Agencies arguably have an obligation to inform their workforces of actions taken to enforce standards of conduct, and doing so could, in turn, contribute to the agency's productivity and performance, as well as its integrity and that of the broader APS. In this respect the rights of management coincide with the public interest in maintaining public confidence not only in the integrity, but also the quality, of public administration.

Disclosing information within the agency, either to all employees or to local work areas in which the alleged misconduct occurred, may also give confidence to employees that their agency manages misconduct appropriately. The arguments in favour of disclosure in these circumstances are stronger if it is assumed that the identities of employees alleged or found to have breached the Code of Conduct (or, where relevant, their victims) are not made known. This may be feasible in large agencies but relatively impracticable in small ones—though in many cases, regardless of agency size, it may be impossible to provide sufficient information without disclosing personal information about the person investigated.

  • How can agencies best demonstrate to their employees that standards of conduct are being upheld when investigations have occurred?
  • Should employees expect the finding of breach to be made known as a necessary consequence of their wrongdoing?
5.3.2 Disclosure to the public

There may be circumstances in which it is appropriate to disclose to the broader public the outcome of a misconduct complaint9; perhaps, for example, where the complaint has already been made public by the complainant. In these circumstances, providing information about the outcome may help to repair public confidence in the agency or the APS.

  • How can agencies best demonstrate to the public that standards of conduct are being upheld where allegations of misconduct have been made public?
  • What are the circumstances where public disclosure may be appropriate?

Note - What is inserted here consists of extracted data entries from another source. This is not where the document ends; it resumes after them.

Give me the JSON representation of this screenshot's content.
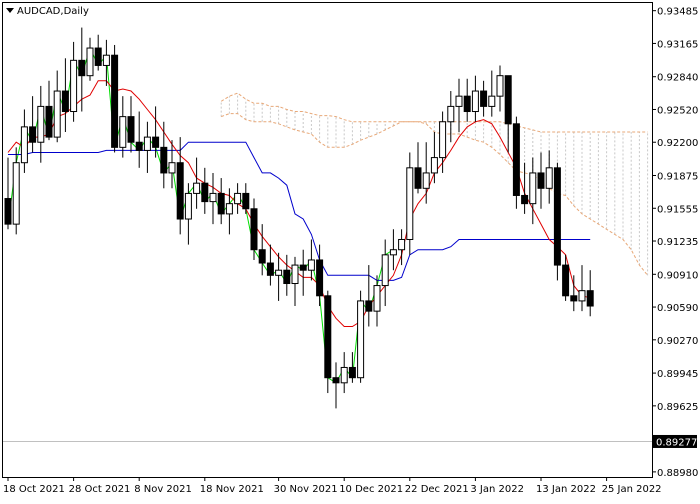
{
  "chart_data": {
    "type": "candlestick",
    "title": "AUDCAD,Daily",
    "indicator": "Ichimoku Kinko Hyo",
    "y_ticks": [
      "0.93485",
      "0.93165",
      "0.92840",
      "0.92520",
      "0.92200",
      "0.91875",
      "0.91555",
      "0.91235",
      "0.90910",
      "0.90590",
      "0.90270",
      "0.89945",
      "0.89625",
      "0.88980"
    ],
    "y_tick_values": [
      0.93485,
      0.93165,
      0.9284,
      0.9252,
      0.922,
      0.91875,
      0.91555,
      0.91235,
      0.9091,
      0.9059,
      0.9027,
      0.89945,
      0.89625,
      0.8898
    ],
    "ylim": [
      0.8893,
      0.9356
    ],
    "x_ticks": [
      "18 Oct 2021",
      "28 Oct 2021",
      "8 Nov 2021",
      "18 Nov 2021",
      "30 Nov 2021",
      "10 Dec 2021",
      "22 Dec 2021",
      "3 Jan 2022",
      "13 Jan 2022",
      "25 Jan 2022"
    ],
    "x_tick_index": [
      0,
      8,
      16,
      24,
      33,
      41,
      49,
      57,
      65,
      73
    ],
    "current_price": {
      "label": "0.89277",
      "value": 0.89277,
      "line_color": "#c0c0c0"
    },
    "colors": {
      "bull_body": "#ffffff",
      "bear_body": "#000000",
      "wick": "#000000",
      "tenkan": "#e00000",
      "kijun": "#0000cc",
      "chikou": "#00dd00",
      "senkou": "#e8a878",
      "cloud_hatch": "#c8c8c8"
    },
    "candles": [
      [
        0.9165,
        0.9205,
        0.9135,
        0.914
      ],
      [
        0.914,
        0.9215,
        0.913,
        0.92
      ],
      [
        0.92,
        0.9252,
        0.919,
        0.9235
      ],
      [
        0.9235,
        0.9265,
        0.921,
        0.922
      ],
      [
        0.922,
        0.9275,
        0.92,
        0.9255
      ],
      [
        0.9255,
        0.928,
        0.9222,
        0.9225
      ],
      [
        0.9225,
        0.929,
        0.922,
        0.927
      ],
      [
        0.927,
        0.9302,
        0.923,
        0.925
      ],
      [
        0.925,
        0.9318,
        0.924,
        0.93
      ],
      [
        0.93,
        0.9332,
        0.925,
        0.9285
      ],
      [
        0.9285,
        0.9322,
        0.928,
        0.9312
      ],
      [
        0.9312,
        0.9325,
        0.929,
        0.9295
      ],
      [
        0.9295,
        0.932,
        0.9275,
        0.9305
      ],
      [
        0.9305,
        0.9315,
        0.921,
        0.9215
      ],
      [
        0.9215,
        0.9265,
        0.9205,
        0.9245
      ],
      [
        0.9245,
        0.9265,
        0.921,
        0.922
      ],
      [
        0.922,
        0.925,
        0.9195,
        0.9212
      ],
      [
        0.9212,
        0.924,
        0.919,
        0.9225
      ],
      [
        0.9225,
        0.9255,
        0.9205,
        0.9215
      ],
      [
        0.9215,
        0.924,
        0.9175,
        0.919
      ],
      [
        0.919,
        0.9222,
        0.9175,
        0.92
      ],
      [
        0.92,
        0.9225,
        0.913,
        0.9145
      ],
      [
        0.9145,
        0.918,
        0.912,
        0.917
      ],
      [
        0.917,
        0.9205,
        0.9155,
        0.918
      ],
      [
        0.918,
        0.9195,
        0.915,
        0.9162
      ],
      [
        0.9162,
        0.919,
        0.914,
        0.917
      ],
      [
        0.917,
        0.9185,
        0.914,
        0.915
      ],
      [
        0.915,
        0.9175,
        0.913,
        0.916
      ],
      [
        0.916,
        0.918,
        0.915,
        0.917
      ],
      [
        0.917,
        0.918,
        0.915,
        0.9155
      ],
      [
        0.9155,
        0.9165,
        0.9105,
        0.9115
      ],
      [
        0.9115,
        0.914,
        0.909,
        0.9102
      ],
      [
        0.9102,
        0.912,
        0.908,
        0.909
      ],
      [
        0.909,
        0.9112,
        0.9065,
        0.9095
      ],
      [
        0.9095,
        0.911,
        0.907,
        0.9082
      ],
      [
        0.9082,
        0.9108,
        0.906,
        0.91
      ],
      [
        0.91,
        0.9115,
        0.907,
        0.9095
      ],
      [
        0.9095,
        0.9125,
        0.9085,
        0.9105
      ],
      [
        0.9105,
        0.912,
        0.906,
        0.907
      ],
      [
        0.907,
        0.9075,
        0.8975,
        0.899
      ],
      [
        0.899,
        0.9005,
        0.896,
        0.8985
      ],
      [
        0.8985,
        0.9015,
        0.8975,
        0.9
      ],
      [
        0.9,
        0.9015,
        0.8985,
        0.899
      ],
      [
        0.899,
        0.9075,
        0.8985,
        0.9065
      ],
      [
        0.9065,
        0.91,
        0.904,
        0.9055
      ],
      [
        0.9055,
        0.909,
        0.904,
        0.908
      ],
      [
        0.908,
        0.9125,
        0.906,
        0.911
      ],
      [
        0.911,
        0.9135,
        0.9095,
        0.9115
      ],
      [
        0.9115,
        0.9135,
        0.91,
        0.9125
      ],
      [
        0.9125,
        0.921,
        0.911,
        0.9195
      ],
      [
        0.9195,
        0.922,
        0.917,
        0.9175
      ],
      [
        0.9175,
        0.922,
        0.916,
        0.919
      ],
      [
        0.919,
        0.923,
        0.918,
        0.9205
      ],
      [
        0.9205,
        0.925,
        0.919,
        0.924
      ],
      [
        0.924,
        0.927,
        0.922,
        0.9255
      ],
      [
        0.9255,
        0.9282,
        0.923,
        0.9265
      ],
      [
        0.9265,
        0.9282,
        0.924,
        0.925
      ],
      [
        0.925,
        0.9285,
        0.924,
        0.927
      ],
      [
        0.927,
        0.928,
        0.9245,
        0.9255
      ],
      [
        0.9255,
        0.929,
        0.9245,
        0.9265
      ],
      [
        0.9265,
        0.9295,
        0.925,
        0.9285
      ],
      [
        0.9285,
        0.9285,
        0.921,
        0.9238
      ],
      [
        0.9238,
        0.9245,
        0.9155,
        0.9168
      ],
      [
        0.9168,
        0.92,
        0.915,
        0.916
      ],
      [
        0.916,
        0.9205,
        0.914,
        0.919
      ],
      [
        0.919,
        0.921,
        0.9155,
        0.9175
      ],
      [
        0.9175,
        0.9212,
        0.916,
        0.9195
      ],
      [
        0.9195,
        0.92,
        0.9085,
        0.91
      ],
      [
        0.91,
        0.911,
        0.9065,
        0.907
      ],
      [
        0.907,
        0.909,
        0.9055,
        0.9065
      ],
      [
        0.9065,
        0.91,
        0.9055,
        0.9075
      ],
      [
        0.9075,
        0.9095,
        0.905,
        0.906
      ]
    ],
    "tenkan": [
      0.921,
      0.922,
      0.9215,
      0.9225,
      0.9225,
      0.9228,
      0.9245,
      0.9248,
      0.9255,
      0.9262,
      0.9266,
      0.928,
      0.928,
      0.927,
      0.9272,
      0.927,
      0.9262,
      0.9252,
      0.9242,
      0.923,
      0.9218,
      0.9207,
      0.92,
      0.9185,
      0.918,
      0.9176,
      0.917,
      0.9168,
      0.916,
      0.9155,
      0.914,
      0.9128,
      0.9118,
      0.9108,
      0.91,
      0.9094,
      0.9088,
      0.9088,
      0.908,
      0.906,
      0.9048,
      0.904,
      0.904,
      0.9045,
      0.906,
      0.907,
      0.908,
      0.909,
      0.911,
      0.9145,
      0.916,
      0.917,
      0.919,
      0.92,
      0.9212,
      0.9225,
      0.9235,
      0.924,
      0.9242,
      0.9238,
      0.9225,
      0.921,
      0.9195,
      0.917,
      0.9155,
      0.914,
      0.9125,
      0.9118,
      0.911,
      0.908,
      0.907,
      0.9068
    ],
    "kijun": [
      0.9208,
      0.9208,
      0.9208,
      0.921,
      0.921,
      0.921,
      0.921,
      0.921,
      0.921,
      0.921,
      0.921,
      0.921,
      0.9212,
      0.9212,
      0.9212,
      0.9212,
      0.9212,
      0.9212,
      0.9212,
      0.9212,
      0.9212,
      0.9212,
      0.922,
      0.922,
      0.922,
      0.922,
      0.922,
      0.922,
      0.922,
      0.922,
      0.9205,
      0.919,
      0.919,
      0.9185,
      0.9178,
      0.915,
      0.9145,
      0.913,
      0.9105,
      0.909,
      0.909,
      0.909,
      0.909,
      0.909,
      0.909,
      0.9085,
      0.9085,
      0.9085,
      0.9088,
      0.911,
      0.9115,
      0.9115,
      0.9115,
      0.9115,
      0.9118,
      0.9125,
      0.9125,
      0.9125,
      0.9125,
      0.9125,
      0.9125,
      0.9125,
      0.9125,
      0.9125,
      0.9125,
      0.9125,
      0.9125,
      0.9125,
      0.9125,
      0.9125,
      0.9125,
      0.9125
    ],
    "chikou": [
      0.914,
      0.92,
      0.9235,
      0.922,
      0.9255,
      0.9225,
      0.927,
      0.925,
      0.93,
      0.9285,
      0.9312,
      0.9295,
      0.9305,
      0.9215,
      0.9245,
      0.922,
      0.9212,
      0.9225,
      0.9215,
      0.919,
      0.92,
      0.9145,
      0.917,
      0.918,
      0.9162,
      0.917,
      0.915,
      0.916,
      0.917,
      0.9155,
      0.9115,
      0.9102,
      0.909,
      0.9095,
      0.9082,
      0.91,
      0.9095,
      0.9105,
      0.907,
      0.899,
      0.8985,
      0.9,
      0.899,
      0.9065,
      0.9055,
      0.908,
      0.911,
      0.9115
    ],
    "senkou_a": [
      0.9245,
      0.9248,
      0.9248,
      0.9242,
      0.924,
      0.924,
      0.924,
      0.9238,
      0.9235,
      0.9232,
      0.923,
      0.9228,
      0.922,
      0.9215,
      0.9215,
      0.9215,
      0.9218,
      0.9222,
      0.9225,
      0.9228,
      0.9232,
      0.9236,
      0.924,
      0.924,
      0.924,
      0.9238,
      0.923,
      0.9228,
      0.9228,
      0.9228,
      0.9225,
      0.9222,
      0.922,
      0.9215,
      0.9208,
      0.92,
      0.9192,
      0.919,
      0.9188,
      0.9182,
      0.9175,
      0.917,
      0.9168,
      0.9158,
      0.915,
      0.9145,
      0.914,
      0.9135,
      0.913,
      0.9125,
      0.9115,
      0.91,
      0.909,
      0.9088,
      0.908,
      0.908,
      0.9085,
      0.9085,
      0.909,
      0.909,
      0.9095,
      0.91,
      0.9095,
      0.9095,
      0.91,
      0.911,
      0.9118,
      0.9122,
      0.913,
      0.914,
      0.915,
      0.916,
      0.917,
      0.9172,
      0.9172,
      0.9172,
      0.9172,
      0.9172,
      0.9172,
      0.9172
    ],
    "senkou_b": [
      0.926,
      0.9265,
      0.9268,
      0.9262,
      0.9258,
      0.9258,
      0.9255,
      0.9255,
      0.9252,
      0.925,
      0.925,
      0.9248,
      0.9246,
      0.9246,
      0.9245,
      0.9242,
      0.924,
      0.924,
      0.924,
      0.924,
      0.924,
      0.924,
      0.924,
      0.924,
      0.924,
      0.924,
      0.924,
      0.924,
      0.924,
      0.924,
      0.924,
      0.924,
      0.924,
      0.924,
      0.924,
      0.9238,
      0.9236,
      0.9234,
      0.9232,
      0.923,
      0.923,
      0.923,
      0.923,
      0.923,
      0.923,
      0.923,
      0.923,
      0.923,
      0.923,
      0.923,
      0.923,
      0.923,
      0.923,
      0.923,
      0.923,
      0.9225,
      0.9218,
      0.9205,
      0.9195,
      0.9185,
      0.917,
      0.916,
      0.9155,
      0.9155,
      0.9155,
      0.9155,
      0.9155,
      0.9155,
      0.9155,
      0.9155,
      0.9155,
      0.9155,
      0.9155,
      0.9155,
      0.9155,
      0.9155,
      0.9155,
      0.9155,
      0.9155,
      0.9155
    ]
  }
}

5.4 Factors impacting on disclosure decisions

5.4.1 Control of information

Where information has been disclosed about the outcome of a complaint, it is possible for that information to be disseminated more broadly than intended. As the Australian Information Commissioner noted recently in ‘BA’ and the Merit Protection Commissioner [2014] AICmr (30 January 2014), in relation to a promotion decision and information obtained under the FOI Act:

It is now considerably easier for a person who has obtained information under the FOI Act to disseminate that information widely, to do so anonymously and to comment upon or even alter that information. The view taken in earlier cases – that a successful applicant's claims should be opened to public scrutiny and their claim to privacy should be deemed as abandoned – takes on a different hue when the publication and scrutiny can occur on the web or through email interchange. Material that is published on the web may remain publicly available for an indefinite period. It may cause anxiety to a public servant that material about their suitability for a particular appointment can be publicly available long after the appointment and to an indeterminate audience.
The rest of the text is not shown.